林黎摸了摸自己发烫的脸,想到刚才周司野那男人的话她大脑不受控制的想到了以前。
那是之前,每次男人来她这里每晚抱著她在黑夜里抵死缠绵的时候,看著她穿的这件睡衣就会说刚才那句话。
每次说完,自己那件睡衣就会被男人蹂躪的丟在一旁。
这句话,后来几乎成了两人之间的暗语。
刚才,那男人竟然就这么平静又自然的说出来。
林黎深深的吐了一口气,果然她还是没有周司野这男人的强大心理素质,说直白点就是她没有这男人脸皮厚。

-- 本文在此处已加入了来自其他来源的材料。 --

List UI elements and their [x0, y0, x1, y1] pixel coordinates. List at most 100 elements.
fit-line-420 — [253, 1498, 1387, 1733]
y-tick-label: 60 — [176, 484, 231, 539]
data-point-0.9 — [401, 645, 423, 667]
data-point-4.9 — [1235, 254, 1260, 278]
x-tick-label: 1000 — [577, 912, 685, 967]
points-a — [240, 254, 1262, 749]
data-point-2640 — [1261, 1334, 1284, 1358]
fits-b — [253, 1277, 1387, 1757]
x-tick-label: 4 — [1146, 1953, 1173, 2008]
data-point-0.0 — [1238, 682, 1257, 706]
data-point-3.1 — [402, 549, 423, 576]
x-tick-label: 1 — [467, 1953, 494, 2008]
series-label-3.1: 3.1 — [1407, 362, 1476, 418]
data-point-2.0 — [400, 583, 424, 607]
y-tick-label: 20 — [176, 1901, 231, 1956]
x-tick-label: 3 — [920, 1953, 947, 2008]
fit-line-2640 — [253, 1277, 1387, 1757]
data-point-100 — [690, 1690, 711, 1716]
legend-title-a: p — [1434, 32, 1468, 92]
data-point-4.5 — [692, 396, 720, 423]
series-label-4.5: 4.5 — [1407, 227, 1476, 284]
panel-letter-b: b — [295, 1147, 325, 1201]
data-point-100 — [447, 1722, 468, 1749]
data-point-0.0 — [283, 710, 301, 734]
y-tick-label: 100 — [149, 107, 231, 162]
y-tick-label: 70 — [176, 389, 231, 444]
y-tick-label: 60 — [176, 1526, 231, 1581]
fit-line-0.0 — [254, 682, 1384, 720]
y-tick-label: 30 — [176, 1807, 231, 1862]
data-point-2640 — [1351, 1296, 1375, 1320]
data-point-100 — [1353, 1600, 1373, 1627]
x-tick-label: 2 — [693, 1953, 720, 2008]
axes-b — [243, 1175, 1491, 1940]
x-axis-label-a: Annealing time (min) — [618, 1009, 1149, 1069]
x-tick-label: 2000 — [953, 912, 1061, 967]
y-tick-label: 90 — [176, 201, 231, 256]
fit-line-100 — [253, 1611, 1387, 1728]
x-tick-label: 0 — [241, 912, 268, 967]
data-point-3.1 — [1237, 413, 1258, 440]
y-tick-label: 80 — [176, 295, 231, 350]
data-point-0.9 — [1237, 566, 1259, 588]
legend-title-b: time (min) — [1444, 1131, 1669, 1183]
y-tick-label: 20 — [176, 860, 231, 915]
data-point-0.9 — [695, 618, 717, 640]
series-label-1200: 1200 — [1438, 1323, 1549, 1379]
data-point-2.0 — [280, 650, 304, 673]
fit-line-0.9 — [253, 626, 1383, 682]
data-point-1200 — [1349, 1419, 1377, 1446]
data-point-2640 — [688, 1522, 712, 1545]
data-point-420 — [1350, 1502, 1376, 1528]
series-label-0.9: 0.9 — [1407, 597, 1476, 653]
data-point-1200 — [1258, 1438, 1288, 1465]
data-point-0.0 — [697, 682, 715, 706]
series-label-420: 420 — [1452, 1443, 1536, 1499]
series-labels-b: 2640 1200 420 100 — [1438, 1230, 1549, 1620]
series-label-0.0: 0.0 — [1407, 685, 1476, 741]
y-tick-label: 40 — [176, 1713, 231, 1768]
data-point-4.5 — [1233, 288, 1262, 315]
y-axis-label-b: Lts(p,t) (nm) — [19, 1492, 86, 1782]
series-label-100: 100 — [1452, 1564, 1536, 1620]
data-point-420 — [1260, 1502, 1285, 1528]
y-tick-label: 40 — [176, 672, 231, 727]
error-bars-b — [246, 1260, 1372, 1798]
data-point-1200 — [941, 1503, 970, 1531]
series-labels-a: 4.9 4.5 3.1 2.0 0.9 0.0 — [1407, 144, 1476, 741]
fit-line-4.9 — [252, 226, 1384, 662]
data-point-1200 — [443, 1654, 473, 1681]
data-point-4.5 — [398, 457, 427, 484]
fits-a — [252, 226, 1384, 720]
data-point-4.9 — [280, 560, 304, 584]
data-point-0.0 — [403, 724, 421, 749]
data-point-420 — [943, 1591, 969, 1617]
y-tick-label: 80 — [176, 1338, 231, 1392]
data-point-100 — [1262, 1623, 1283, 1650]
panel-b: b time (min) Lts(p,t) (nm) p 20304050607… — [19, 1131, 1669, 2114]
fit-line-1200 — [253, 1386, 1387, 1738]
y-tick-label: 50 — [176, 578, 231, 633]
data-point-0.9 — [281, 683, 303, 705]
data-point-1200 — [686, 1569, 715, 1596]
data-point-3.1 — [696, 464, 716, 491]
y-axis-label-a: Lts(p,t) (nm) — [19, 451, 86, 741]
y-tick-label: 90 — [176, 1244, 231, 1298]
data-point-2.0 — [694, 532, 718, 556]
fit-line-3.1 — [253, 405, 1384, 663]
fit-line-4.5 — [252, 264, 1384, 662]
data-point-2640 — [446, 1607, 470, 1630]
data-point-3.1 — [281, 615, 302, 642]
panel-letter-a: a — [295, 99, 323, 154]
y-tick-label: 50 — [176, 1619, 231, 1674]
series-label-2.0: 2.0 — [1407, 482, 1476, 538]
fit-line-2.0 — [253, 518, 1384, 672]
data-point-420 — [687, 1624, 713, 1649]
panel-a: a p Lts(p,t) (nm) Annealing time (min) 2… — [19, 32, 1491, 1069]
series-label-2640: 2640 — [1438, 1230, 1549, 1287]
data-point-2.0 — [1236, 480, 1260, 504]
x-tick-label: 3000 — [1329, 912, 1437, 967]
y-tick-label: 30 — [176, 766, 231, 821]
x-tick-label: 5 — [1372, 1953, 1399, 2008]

林黎摸了摸自己发烫的脸,將自己扔进柔软的杯子里努力忘掉由於刚才男人的一句话想到的那些旖旎的画面。
她,才不要被这男人影响。
林黎深深的吐了一口气,关掉灯思绪渐渐的平静下来沉沉睡去。
另一边。
周司野家,臥室里。
只见周司野掛断手机,昏暗的房间里只开著小灯他的呼吸却不自觉的沉重了几分。
刚才林黎穿的那件黑色吊带睡衣瞬间让他想到很多他和她的过去,那些只有两人紧密纠缠在一起的夜晚。
那件睡衣,是如此的熟悉。
“林黎。”
周司野发现他慢慢要有些控制不住自己了,他不知道自己还能坚持多久。
想念,拥抱,占有林黎的想法越来越强烈。
他眸色深深看向窗外,看著窗外的璀璨夜景他的黑眸里似乎有什么快速地一闪而逝。
“林黎。”
昏暗的房间里,男人的声音越来越低沉呼吸声越来越沉。
良久,伴隨著男人一声闷哼才缓缓结束。
只见周司野起身,目光幽暗的进了浴室。
这一夜,周司野和林黎都睡的不安稳。
两人都做了一整夜的梦。彼此的梦里,都是对方的身影。
*
姜至感觉不知道自己睡了多久,刚睁开眼睛就发现身侧的男人正一脸笑意的把玩著她的头髮。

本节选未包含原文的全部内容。